Smaller airports: Fort Lauderdale (FLL) , San Diego (SAN), San Jose (SJC) , Portland (PDX) , Honolulu (HNL) Salt Lake City (SLC) and Oakland (OAK).
Note that these are exactly some of the airports that we came across in the two-dimensional efficient frontier graph. They’re not great, but given the combination of these factors, other airports are not doing a much better job. For example, SLC's proximity to the city (and the slopes, which I’m not considering here), and high on-time-departure makes it an excellent airport. Note that SFO and ATL, which were at the top of the WSJ ranking, are also included. But here is the thing: I didn’t choose them ... the data did.
Then we have the “pretty good airports” (in yellow). These are airports that are not efficient. This means that there really are no weights that can make them look efficient, but they are 95%-99% of the way to becoming efficient.

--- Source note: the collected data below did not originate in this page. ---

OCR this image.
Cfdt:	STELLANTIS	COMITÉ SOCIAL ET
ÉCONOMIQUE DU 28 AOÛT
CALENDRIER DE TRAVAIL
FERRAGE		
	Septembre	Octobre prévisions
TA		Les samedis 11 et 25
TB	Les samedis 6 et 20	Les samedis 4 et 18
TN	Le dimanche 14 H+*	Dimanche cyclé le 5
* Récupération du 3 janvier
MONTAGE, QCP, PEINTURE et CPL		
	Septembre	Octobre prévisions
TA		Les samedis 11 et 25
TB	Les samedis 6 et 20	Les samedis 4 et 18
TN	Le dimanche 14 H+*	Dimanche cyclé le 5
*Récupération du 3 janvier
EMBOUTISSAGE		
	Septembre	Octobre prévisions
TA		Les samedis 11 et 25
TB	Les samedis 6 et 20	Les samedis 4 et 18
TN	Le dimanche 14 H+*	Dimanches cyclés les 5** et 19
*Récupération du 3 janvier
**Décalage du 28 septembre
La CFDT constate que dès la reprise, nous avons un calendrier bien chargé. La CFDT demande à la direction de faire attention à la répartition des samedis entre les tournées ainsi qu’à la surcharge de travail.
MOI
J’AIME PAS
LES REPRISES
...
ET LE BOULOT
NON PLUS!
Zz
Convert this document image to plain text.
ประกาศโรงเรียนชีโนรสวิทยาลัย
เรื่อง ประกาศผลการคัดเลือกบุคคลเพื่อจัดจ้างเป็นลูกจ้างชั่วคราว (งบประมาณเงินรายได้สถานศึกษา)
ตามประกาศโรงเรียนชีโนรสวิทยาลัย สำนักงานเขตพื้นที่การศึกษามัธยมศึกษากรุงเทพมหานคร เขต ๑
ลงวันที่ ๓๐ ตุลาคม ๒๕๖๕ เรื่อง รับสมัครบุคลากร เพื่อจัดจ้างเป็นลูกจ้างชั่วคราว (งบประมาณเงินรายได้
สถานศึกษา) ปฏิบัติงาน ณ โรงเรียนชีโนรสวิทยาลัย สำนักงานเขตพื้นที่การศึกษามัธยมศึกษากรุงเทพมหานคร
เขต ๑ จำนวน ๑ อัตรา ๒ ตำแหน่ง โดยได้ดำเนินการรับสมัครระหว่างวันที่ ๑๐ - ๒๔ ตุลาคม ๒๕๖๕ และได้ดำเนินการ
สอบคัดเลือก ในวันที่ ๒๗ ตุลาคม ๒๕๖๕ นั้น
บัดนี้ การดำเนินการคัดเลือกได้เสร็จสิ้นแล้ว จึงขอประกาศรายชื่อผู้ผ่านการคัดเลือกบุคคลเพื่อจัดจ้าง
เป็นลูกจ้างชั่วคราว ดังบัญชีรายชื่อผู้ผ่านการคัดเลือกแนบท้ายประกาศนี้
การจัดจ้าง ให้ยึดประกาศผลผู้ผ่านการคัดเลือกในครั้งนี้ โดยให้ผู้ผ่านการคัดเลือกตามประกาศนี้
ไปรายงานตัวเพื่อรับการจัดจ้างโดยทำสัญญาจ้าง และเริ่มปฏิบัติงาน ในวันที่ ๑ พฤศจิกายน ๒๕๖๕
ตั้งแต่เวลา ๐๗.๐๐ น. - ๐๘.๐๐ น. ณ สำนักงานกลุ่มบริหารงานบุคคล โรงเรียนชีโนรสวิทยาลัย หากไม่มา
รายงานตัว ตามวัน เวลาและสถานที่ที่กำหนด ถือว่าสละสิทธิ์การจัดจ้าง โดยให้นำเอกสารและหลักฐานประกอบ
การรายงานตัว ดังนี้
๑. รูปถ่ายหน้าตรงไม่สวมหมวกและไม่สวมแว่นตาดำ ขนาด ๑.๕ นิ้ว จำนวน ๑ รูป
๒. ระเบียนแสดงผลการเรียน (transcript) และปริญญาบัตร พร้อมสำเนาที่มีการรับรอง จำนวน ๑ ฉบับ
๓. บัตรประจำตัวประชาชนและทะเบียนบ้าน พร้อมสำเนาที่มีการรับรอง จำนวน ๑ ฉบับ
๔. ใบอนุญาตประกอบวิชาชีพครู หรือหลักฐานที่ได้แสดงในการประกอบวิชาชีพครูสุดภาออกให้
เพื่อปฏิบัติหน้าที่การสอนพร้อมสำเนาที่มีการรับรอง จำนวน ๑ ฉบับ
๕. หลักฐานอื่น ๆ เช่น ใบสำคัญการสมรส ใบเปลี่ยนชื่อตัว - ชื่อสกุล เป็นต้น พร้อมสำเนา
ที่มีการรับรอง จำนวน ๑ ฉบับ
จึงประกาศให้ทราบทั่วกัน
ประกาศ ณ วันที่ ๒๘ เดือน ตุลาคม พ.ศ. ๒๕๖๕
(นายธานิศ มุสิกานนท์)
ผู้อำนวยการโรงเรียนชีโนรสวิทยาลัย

Some surprising names there: Detroit (DTW), Los Angeles (LAX), New York LaGuardia (LGA), Houston Bush (IAH), Boston (BOS), and Philadelphia (PHL).
And then we have those that are really not good.
The five worst airports in the US (in red) are: New York JFK (JFK), Newark (EWR), Dallas Love (DAL) Chicago Midway (MDW), and Baltimore (BWI).
What makes them so bad? Newark, for example, is expensive, far from the city (expensive UberX), and among the worst in terms of delays.
So the WSJ was right, and I was wrong.
But this brings me to another important issue: Your choice of airport depends on many factors.
I like Newark because it connects well to Philly through Amtrak (something I’ve written about in the past). I’m not interested in the distance to the nearest convention center, and I need an airport that flies to specific destinations (many of which are not offered directly from PHL). While SFO is great, I don’t live nearby.
But this list may inform you of your choices if you are planning a layover somewhere or a holiday trip and you want a location with a convenient airport.
And for the upcoming holiday, in case you haven’t booked anything yet, I hope this list helps you make the right choices (or at the very least, helps you impress others at the office holiday party).
beyond price we really need a metric for how inconvenient it is to exit an airport via Uber. The LAXit experience is so horrible that I would heavily knock off from its convenience score because of it. 😂
This part sounds intuitively like the idea of comparative advantage, but are they as closely related mathematically as my intuition suggests?: "It’s a great benchmarking method: if you are “efficient,” there is at least one metric (maybe all the weight is on one specific metric) you can excel in. if you are inefficient, someone’s doing a better job in generating better performance. "